What is the difference between a company's assets and liabilities?

Verified 30 September 2025 - Directorate of Legal and Administrative Information (Prime Minister)

Assets and liabilities are the two parts of a company's assets. They give an indication of the value of the company and appear as a table of 2 columns in the balance sheet of the company. The asset (what the company owns) corresponds to the throughput and the liability (what the company owes) is credit.

What is a company's asset?

THEactive of the company corresponds to the whole of the heritage possessed by the company, whether it is hardware (buildings, equipment, etc.) or intangible (claims, patents filed, etc.). It is therefore an identifiable asset with a positive financial value for the company. These elements have already enabled the company to create value, are still creating value today, and will continue to do so in the years to come.

Please note

The asset is located on the left part the balance sheet.

Among all the assets, it is necessary to distinguish the fixed asset (goodwill, equipment in particular) and the current asset (e.g. inventory, personnel, trade receivables, bank balance):

THEfixed asset includes all goods that have a long-term utility the activity of the company. We are talking aboutfixed assets. There are also 3 categories of fixed assets:

Tableau - Fixed asset

Category of fixed assets

Definition

Property, plant and equipment

Physical assets used on more than one accounting year (buildings, furniture, machinery, etc.)

Intangible assets

Non-physical and non-financial assets (patents filed, goodwill, software, etc.)

Financial fixed assets

Sustainable financial assets (equity in businesses, sureties, loans, etc.)

THEcirculating asset includes all goods, which, on the contrary, do not have a lasting usefulness to the activity of the company. So it's the short-term mobilizable assets by the company. There are 6 categories:

Tableau - Circulating asset

Categories of movable property

Definition

Inventories and WIP

Goods and work in progress, for example

Advances and installments paid on order 

Amounts paid by customers of the company before the performance of the service or the delivery of the goods

Receivables

Claims held by the company against third party

Investment securities

Acquired securities (shares or shares) intended to be resold quickly

Availability

Available on bank accounts and company coffers

Prepaid expenses

Purchases of goods or services, the supply or provision of which will take place later

What is a company's liability?

The passive corresponds to the company's means of financing its assets. It therefore has a negative financial value for the company.

Please note

Liabilities are on the right part the balance sheet.

The liability is composed of internal liability and the external liability.

Internal liabilities correspond to equity.
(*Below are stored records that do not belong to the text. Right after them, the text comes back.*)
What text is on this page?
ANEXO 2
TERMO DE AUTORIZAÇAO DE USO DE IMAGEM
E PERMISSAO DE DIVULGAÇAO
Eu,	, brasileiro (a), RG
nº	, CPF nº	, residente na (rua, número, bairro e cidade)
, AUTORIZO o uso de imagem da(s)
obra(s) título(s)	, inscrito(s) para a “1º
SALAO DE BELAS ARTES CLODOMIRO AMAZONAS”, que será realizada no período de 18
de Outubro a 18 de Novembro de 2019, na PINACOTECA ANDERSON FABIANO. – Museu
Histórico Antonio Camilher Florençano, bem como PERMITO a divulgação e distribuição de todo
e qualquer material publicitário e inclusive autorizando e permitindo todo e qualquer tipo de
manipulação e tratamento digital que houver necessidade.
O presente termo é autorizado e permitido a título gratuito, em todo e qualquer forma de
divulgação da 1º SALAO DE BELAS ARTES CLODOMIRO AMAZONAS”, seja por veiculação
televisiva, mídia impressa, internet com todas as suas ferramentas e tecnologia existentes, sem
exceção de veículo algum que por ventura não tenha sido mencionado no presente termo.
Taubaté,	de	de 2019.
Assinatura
It consists of 4 categories:

Tableau - Internal Liability

Categories of equity

Definition

Permanent capital

Capital contribution (in kind or cash) of the company's partners

Legal and statutory reservations

Profits not allocated to partners and made available to the business

Postponement again

Benefits of theexercise precedent not distributed and not placed in reserve

Profit for the year

Net income after tax that shareholders will be able to share (in the absence of past losses) or leave in reserve in the company

The external liability is composed of 2 categories:

Tableau - External Liability

Categories of external liabilities

Definition

Debts

Debts whose amount and maturity are known (tax and social security debts, loans, etc.)

Provisions for risks and expenses

Liabilities whose amount or maturity is not yet known

FYI  

In a balance sheet, the asset must always be equal to liabilities. When the cash on the liability exceeds the cash on the asset, the company is cessation of payments.